The cell adhesion molecules regulated by BASY treatment in MOG-induced mice. The spinal cord and colon tissues were homogenized and endothelial cell adhesion molecules VCAM and ICAM were quantified using a protein specific ELISA Kit: (A,B) the differential expression of ICAM and VCAM in the spinal cord after MOG immunization was reduced by BASY treatment; (C,D) the expression and regulation of the invasion of lymphoid cells from the intestinal lamina propria to the peripheral lymph nodes of the spinal cord was quantified. Data were pooled from three independent experiments and shown as mean ± SD. * p < 0.05. ** p < 0.01 (n = 5).

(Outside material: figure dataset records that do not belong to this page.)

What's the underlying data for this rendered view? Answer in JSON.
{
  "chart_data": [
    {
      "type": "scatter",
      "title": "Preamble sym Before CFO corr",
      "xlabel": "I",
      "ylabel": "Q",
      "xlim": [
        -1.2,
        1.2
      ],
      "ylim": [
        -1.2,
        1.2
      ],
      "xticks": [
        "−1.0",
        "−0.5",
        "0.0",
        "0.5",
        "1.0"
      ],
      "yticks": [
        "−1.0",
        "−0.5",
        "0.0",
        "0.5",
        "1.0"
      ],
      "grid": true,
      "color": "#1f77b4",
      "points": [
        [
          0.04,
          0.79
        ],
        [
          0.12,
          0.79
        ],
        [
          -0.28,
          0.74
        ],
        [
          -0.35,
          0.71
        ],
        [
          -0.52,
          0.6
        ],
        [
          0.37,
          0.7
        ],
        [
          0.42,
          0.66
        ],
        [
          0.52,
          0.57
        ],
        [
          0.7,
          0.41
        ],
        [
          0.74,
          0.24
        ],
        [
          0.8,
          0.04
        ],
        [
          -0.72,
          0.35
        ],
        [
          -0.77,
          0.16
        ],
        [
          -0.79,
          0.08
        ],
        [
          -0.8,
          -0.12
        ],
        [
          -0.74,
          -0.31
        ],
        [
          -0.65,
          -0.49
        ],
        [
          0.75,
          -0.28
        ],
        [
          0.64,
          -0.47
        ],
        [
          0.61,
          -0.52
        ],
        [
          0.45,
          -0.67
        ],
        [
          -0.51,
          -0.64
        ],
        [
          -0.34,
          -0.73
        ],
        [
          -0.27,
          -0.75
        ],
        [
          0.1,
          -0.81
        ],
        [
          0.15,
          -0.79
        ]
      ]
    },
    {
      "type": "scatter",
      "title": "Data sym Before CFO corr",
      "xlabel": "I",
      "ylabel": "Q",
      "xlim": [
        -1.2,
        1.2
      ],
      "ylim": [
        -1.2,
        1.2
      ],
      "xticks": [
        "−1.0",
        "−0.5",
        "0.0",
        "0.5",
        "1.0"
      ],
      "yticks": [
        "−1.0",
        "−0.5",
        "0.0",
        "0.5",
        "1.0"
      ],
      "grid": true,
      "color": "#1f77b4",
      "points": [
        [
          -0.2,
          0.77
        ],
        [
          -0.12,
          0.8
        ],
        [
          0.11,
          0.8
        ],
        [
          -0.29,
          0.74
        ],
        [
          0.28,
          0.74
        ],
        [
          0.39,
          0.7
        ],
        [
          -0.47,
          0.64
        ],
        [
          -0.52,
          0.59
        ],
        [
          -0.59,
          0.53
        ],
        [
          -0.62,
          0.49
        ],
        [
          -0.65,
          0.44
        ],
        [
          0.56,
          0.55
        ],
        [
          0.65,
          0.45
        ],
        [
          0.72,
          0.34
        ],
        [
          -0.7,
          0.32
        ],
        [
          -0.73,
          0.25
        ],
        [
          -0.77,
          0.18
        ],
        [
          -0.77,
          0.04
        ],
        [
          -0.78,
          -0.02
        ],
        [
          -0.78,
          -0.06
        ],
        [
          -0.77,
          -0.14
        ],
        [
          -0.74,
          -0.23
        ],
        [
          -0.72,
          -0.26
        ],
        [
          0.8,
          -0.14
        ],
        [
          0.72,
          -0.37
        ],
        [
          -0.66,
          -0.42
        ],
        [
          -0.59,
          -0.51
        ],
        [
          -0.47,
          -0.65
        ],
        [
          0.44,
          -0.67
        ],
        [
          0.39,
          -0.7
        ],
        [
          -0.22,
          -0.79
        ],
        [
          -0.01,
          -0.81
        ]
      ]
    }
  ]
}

ICAM—intracellular adhesion molecule-1; VCAM—vascular cell adhesion molecule-1.

Figure 8

Various markers and neurotropic factors regulated by BASY in MOG-induced EAE mice: (A) mRNA expression of MBP, BDNF, and GABA in the spinal cord of MOG-immunized mice. (B) mRNA expression of COX-2 and VEGF in the spinal cord of MOG-immunized mice. (C) MBP, BDNF, GABA, COX-2, and VEGF protein expression was examined by immunoblot and densitometry analysis in the spinal cord and was normalized with laminin and actin as internal controls. (D) mRNA expression of MBP, BDNF, GABA, and COX-2, VEGF in the colon of MOG-immunized mice. (E,F) MBP, BDNF, GABA, COX-2, and VEGF protein expressions were examined by immunoblot and densitometry analysis in the colon and normalized with actin and laminin as internal controls. Results are presented as mean ± SEM (n = 3). When comparing MOG to MOG+BASY groups, * p < 0.05 denotes significance. MBP—myelin basic protein; BDNF—brain-derived neurotrophic factor; GABA—gamma-aminobutyric acid; COX-2—cyclooxygenase-2; and VEGF—vascular endothelial growth factor.